Gazi Mustafa Kemal Atatürk, Cumhuriyetimizin teminatı olan Türkiye Büyük Millet Meclisi’nin açılış tarihi 23 Nisan’ı çocuklara armağan ederken, bunu naif bir iyi niyet gösterisi olsun diye yapmamıştı elbet. Çocukların Cumhuriyetin geleceği olduğunu bilerek milli egemenliğin ilan edildiği günü onlara armağan etmişti. Bu yüzden 23 Nisan sırf çocukların gönlünün alındığı değil, aynı zamanda onların ve ülkenin geleceğine ışık tutacak çalışmaların da gündeme geldiği gün olarak öne çıkıyor.

Hayaller kâğıda döküldü

Biz de günün anlam ve önemine uygun olarak çocukların sanatsal gelişimi için çalışan Kadıköy’deki Karikatür Evi’ni ziyaret ettik. Yaklaşık bir yıldır, İstanbul’da, özellikle Kadıköy bölgesindeki ilköğretim çağında olan ve çizim yeteneklerini geliştirmek isteyen gençleri ağırlayan karikatür evine vardığımızda hummalı bir çalışma sürüyordu. İki sınıfa ayrılmış çocuklar, 23 Nisan’la ilgili hayallerini kâğıda aktarıyordu. İlk girdiğimiz sınıfta bizi karşılayan isim Akdağ Saydut’tu. Uzun yıllar farklı gazetelerde ve Gazeteciler Cemiyeti’nin Bizim Gazete isimli yayınında çizerlik yapan Saydut, şimdilerde mesaisini küçüklerin karikatür yeteneklerini ortaya çıkarmak için harcıyor. Dersin konusu 23 Nisan olunca, Saydut’a da çocukların 23 Nisan’la ilgili kâğıda yansıtmak istediklerini nasıl yapacaklarını göstermek oldu. Böylece tahtada çocuklardan oluşan bir bando takımı, bayrak taşıyan bir başka çocuk ve benzer çizimler yerlerini almıştı. Çocuklar da bu çizimleri kâğıda aktarıyordu. Henüz ilk defa bir karikatür kursuna katılıyor olmalarına karşın, Saydut çocukların gördüklerini kâğıda aktarma konusunda oldukça başarılı olduğunu söylüyordu. Çizimlerin ana teması ise egemenliğin her daim milletle olduğu, bu egemenliğin millet adına Türkiye Büyük Millet Meclisi tarafından kullanıldığı ve asla bir başka kişiye devredilemeyeceğiydi.
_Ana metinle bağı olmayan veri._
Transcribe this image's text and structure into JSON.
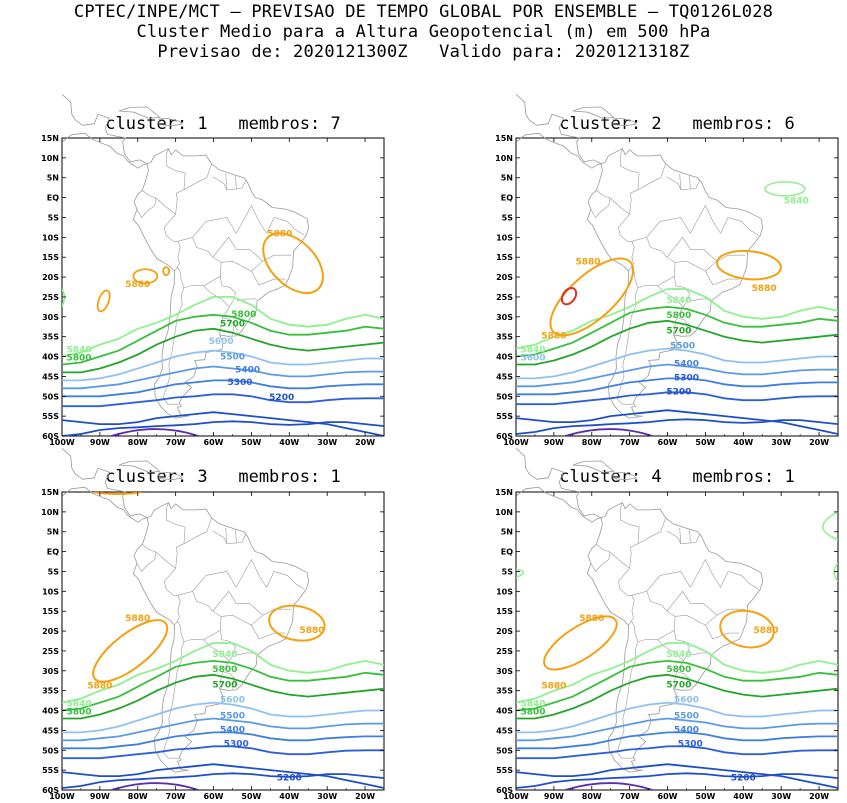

Çocukların dünyasına yolculuk

Hemen yandaki sınıfa girdiğimizde ise karşımızdaki isim, yıllarca Gırgır Dergisi’nde çizerlik yapan Eda Oral’dı. Derginin kapatılmasının ardından o da tüm vaktini çocuklara ayırmıştı. Oral’ın sınıfındaki çocuklar, bir önceki sınıfa göre daha küçüklerdi ve bu da sınıfa ses ve yüksek enerji fazlalığı olarak yansıyordu. Elbette bu hareketlilik çizimlerini tamamlamalarına da engel değildi. Oral çocuklarla çalışmaya yeni başlamıştı, ama onları hayal dünyalarında serbest bırakarak özgürce hayallerini kâğıda aktarmalarına uğraşıyordu. 23 Nisan için çocuklardan yapılanları değil, hayallerini çizmelerini istemişti. Bu da çocukların zengin hayal güçleriyle birleşince oldukça yaratıcı çizgiler olarak kâğıda aktarılıyordu. 23 Nisan sebebiyle çocukların dünyasında yaptığımız karikatür gezisi böylece sona ermişti. Ulusal Egemenlik ve Çocuk Bayramı’nı yaratıcılıkları ile kâğıda aktaran çocuklar bize bu gördüğünüz muhteşem eserleri bıraktı.